The state’s fire and emergency services department will receive a new computer-aided dispatch (CAD) system under a $7 million deal with Motorola, bringing it in line with technology used by WA Police.
The state’s fire and emergency services department will receive a new computer-aided dispatch (CAD) system under a $7 million deal with Motorola, bringing it in line with technology used by Western Australia Police.
With the new CAD system, the Department of Fire and Emergency Services will receive collected and collated information from agency databases, command centres and frontline officers working in the field.
The PremierOne CAD system creates a hub between public safety agencies and the general public, including ‘000’ calls. The same system was provided to WA Police in 2015 under an $11 million deal.
“The new CAD system will provide DFES with many enhanced features to enable greater visibility of its resources for better decision-making and resource management,” Motorola said in a statement.
“This includes mobility technology to provide instant and precise, mapping, dispatch and premise hazard information to crews working on emergency response vehicles.
“This vital information helps DFES personnel to be better informed before moving into potentially dangerous situations.”
Motorola said the fact WA Police also used the platform enhanced the opportunities for collaboration and coordinated incident responses between the two agencies.
Motorola Australia and New Zealand general manager Steve Crutchfield said the CAD systems would provide full support for daily operations for DFES and WAPOL, and can be ramped up to support peak events and emergencies.
“Placing the right information into the hands of first responders leads to better, faster and more accurate decision making in critical moments,” Mr Crutchfield said.

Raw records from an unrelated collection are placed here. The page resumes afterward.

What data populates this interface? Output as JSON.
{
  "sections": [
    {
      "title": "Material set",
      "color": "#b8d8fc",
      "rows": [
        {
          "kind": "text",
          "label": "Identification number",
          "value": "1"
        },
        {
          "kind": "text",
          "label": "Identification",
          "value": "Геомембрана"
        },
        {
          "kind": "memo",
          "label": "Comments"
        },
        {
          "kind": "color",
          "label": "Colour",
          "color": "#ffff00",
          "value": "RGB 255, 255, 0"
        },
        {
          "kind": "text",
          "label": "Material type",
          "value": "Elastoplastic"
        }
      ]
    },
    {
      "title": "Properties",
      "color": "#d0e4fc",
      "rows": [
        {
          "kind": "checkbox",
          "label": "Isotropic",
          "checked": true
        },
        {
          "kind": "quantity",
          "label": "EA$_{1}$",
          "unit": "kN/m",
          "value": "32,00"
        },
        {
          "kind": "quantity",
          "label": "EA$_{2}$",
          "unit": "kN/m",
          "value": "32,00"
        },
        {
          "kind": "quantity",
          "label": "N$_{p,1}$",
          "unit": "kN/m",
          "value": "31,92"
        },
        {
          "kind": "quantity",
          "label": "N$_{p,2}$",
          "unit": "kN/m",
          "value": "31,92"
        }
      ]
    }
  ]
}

“The PremierOne CAD technology platform will help DFES to manage their resources more efficiently so frontline officers can be deployed quickly and effectively to protect their communities.
“In the future, having fire and emergency services and police agencies using the same CAD technology means they can collaborate more effectively during peak events including major bushfires.
“This creates a clear, common operating picture of what is happening in real time, helping response agencies to protect lives and property.”